Various serum biomarkers have been examined in adult and pediatric TBI for prognosticating and predicting the need for imaging. Berger et al. found that biomarkers (neuron-specific enolase, myelin-basic protein and S100-B) were predictive of outcome. Specifically, the prediction of good outcome (97%) was better than the prediction of poor outcome (75%), and peak concentrations correlated better with outcome than initial concentrations. However, the relative strengths of association between biomarkers and outcome for different childhood age groups still need further clarification, and it is unclear whether biomarker levels will influence acute management or be used primarily to predict outcome.

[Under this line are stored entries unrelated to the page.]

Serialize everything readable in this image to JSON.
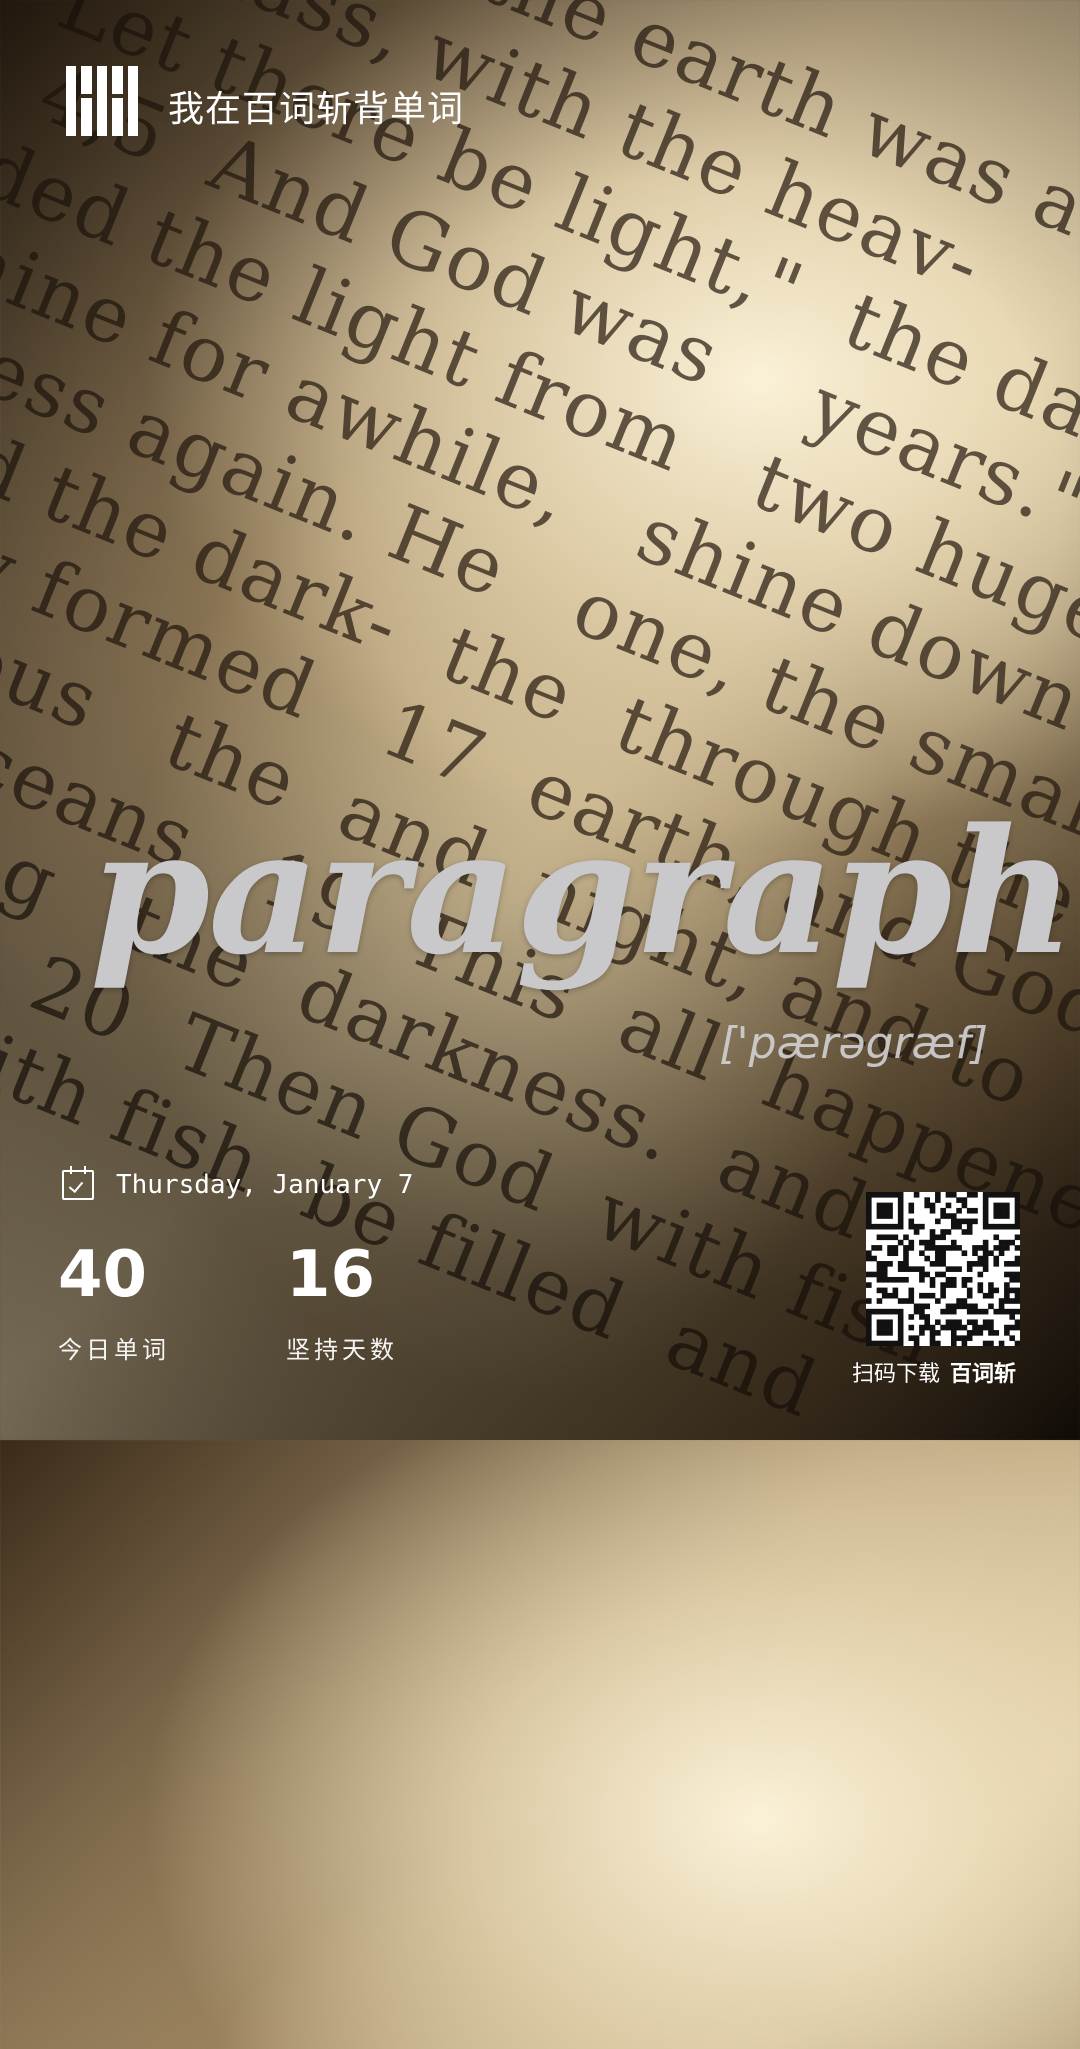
{
  "header": {
    "title": "我在百词斩背单词"
  },
  "card": {
    "word": "paragraph",
    "phonetic": "['pærəgræf]"
  },
  "footer": {
    "date": "Thursday, January 7",
    "stats": [
      {
        "value": "40",
        "label": "今日单词"
      },
      {
        "value": "16",
        "label": "坚持天数"
      }
    ],
    "qr_caption": "扫码下载",
    "qr_brand": "百词斩"
  },
  "icons": {
    "logo": "baicizhan-logo",
    "calendar": "calendar-check-icon",
    "qr": "qr-code"
  }
}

Glucose, Hemoglobin, and Temperature Monitoring

Global trends have favored more conservative thresholds for blood transfusion in critically ill children ; however, acute anemia may have particular risks in TBI patients. Studies examining the effect of blood transfusion on brain oxygenation in adults and children demonstrate increased oxygenation with transfusion; however, this tends to be temporary. Transfusion does not universally increase oxygenation, and the prediction of the effect based on pretransfusion characteristics is incomplete. Therefore, optimal hemoglobin concentrations, or transfusion triggers, in critically ill children with neurologic pathology remain debated. It may be that the optimal level depends on the underlying severity of brain injury and risk of ischemia.

Glucose control is similarly controversial. Hyperglycemia is associated with worse outcome in children with TBI, and strict control of glucose in pediatric trauma patients has been recommended. However, whether hyperglycemia is a modifiable factor that causes secondary injury or is merely a marker of injury severity remains uncertain. Furthermore, strict control of glucose may significantly reduce cerebral glucose, increase markers of tissue injury, and worsen outcome. No studies have examined the impact on outcome of strict glycemic control in children with severe TBI.

Core temperature is routinely monitored in pediatric critical care, and hyperthermia should be avoided. Induced hypothermia remains controversial for pediatric TBI, but is better established as a therapy for other conditions, such as perinatal asphyxia.

Other

Although not strictly a monitoring modality, imaging of the brain has evolved substantially and has become a powerful tool for research and outcome prediction in TBI. Tools such as diffusion-weighted imaging, susceptibility-weighted imaging, magnetic resonance spectroscopy, and diffusion tensor imaging have contributed to the appreciation of edema, microhemorrhages, ischemia, and white matter injury in adult and pediatric TBI. Continuous electroencephalographic monitoring can be used to diagnose convulsive and nonconvulsive epileptiform activity and monitor the depth of barbiturate sedation. Seizures may be seen in as many as one third of children in the critical care environment, with the great majority of these being nonconvulsive. Cortical spreading depolarization events happen frequently in adult TBI, and are associated with metabolic disturbances and poor outcome. The role of these events in pediatric neurocritical care has not yet been determined.

Conclusion

There are fewer reports that examine neuromonitoring tools in critically ill children than in adults, so the evidence base for making clinical decisions is small. This is compounded by the increased complexity of changing physiology with age in children, and so the choice of monitoring tools and appropriate targets is arguably more challenging than in adults. It is important to remember that the rules governing monitoring issues in adults may not apply to children, that the nature of the pathology may be different, and that age-related physical and physiologic issues must be taken into account when treating children. Given the increased complexity of brain injury pathophsyiology in children it is arguable that a multimodal approach has even greater value than in adults.